Lourd also admitted that tenpercenters should have done a better job in communicating their “vision” to SAG.
Burton expressed skepticism that a conflict of interest will not emerge if the financial-interest rules are eased. But agents insisted that protections proposed by ATA will circumvent that. They also contended that the state rules, under which agents are licensed, do not need to be changed.
ICM’s Jeff Berg also said the state’s Talent Agency Act, which SAG is seeking to revamp, “has stood the test of time. The real issue is to get back to the table. I’m confident we can get a deal done.”
SAG and ATA have not negotiated since last November.

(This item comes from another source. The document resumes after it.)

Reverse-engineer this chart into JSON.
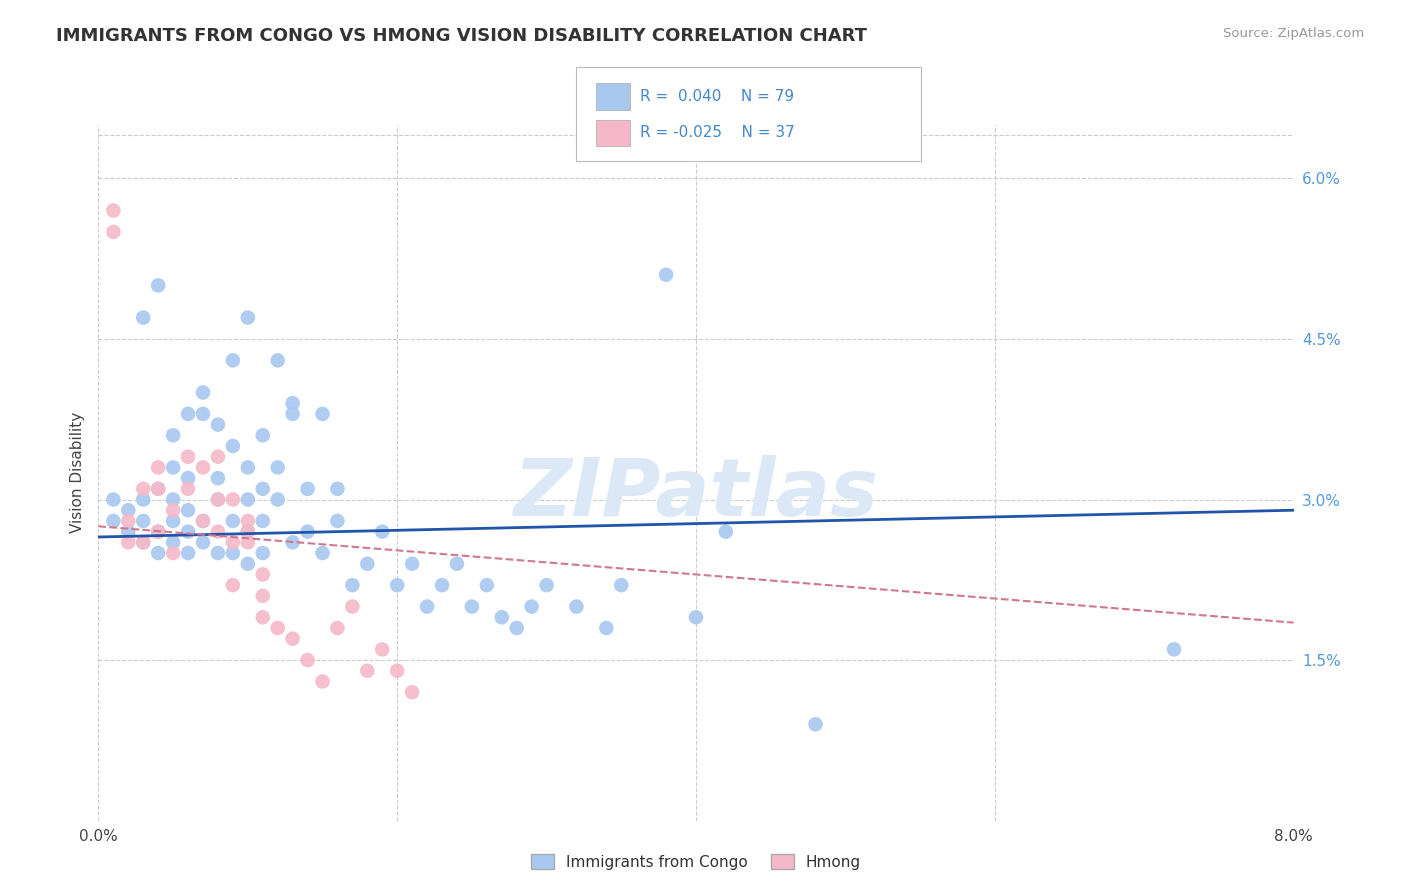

The hearings were mostly cordial except for one instance — a comment by Daniels that thesps who speak out on such issues will find it more difficult to obtain representation. “You’ll have trouble getting another agent if you’re labeled as a troublemaker,” he said.
That statement prompted derision by dozens among the 150 attendees, leading to a perturbed Burton to call for quiet.
Tougher regs’ good reviews
SAG received a more positive reception with its request to toughening regulations on managers and agents. Specifically, the legislators gave an initial endorsement to a SAG proposal on filing civil complaints against agents and managers.
Essentially, the proposal expands the “standing” provision of state regs so that other entities — agents and mangers along with SAG itself — could stop abuses against struggling actors.
Burton also said he would favor toughening up penalties but was adamant that they should not become criminal penalties, partly because district attorneys would be reluctant to prosecute.
The legislators were noncommittal on whether to back SAG’s proposal to eliminate the “safe harbor” provision of the Talent Agency Act, which enables managers and agents to work together. SAG has said the rule creates a loophole under which unregulated managers can perform agent functions.
Burton also announced that the panel will conduct a hearing on the rules about agency packaging to address concerns that the practice prevents competitive bidding for talent.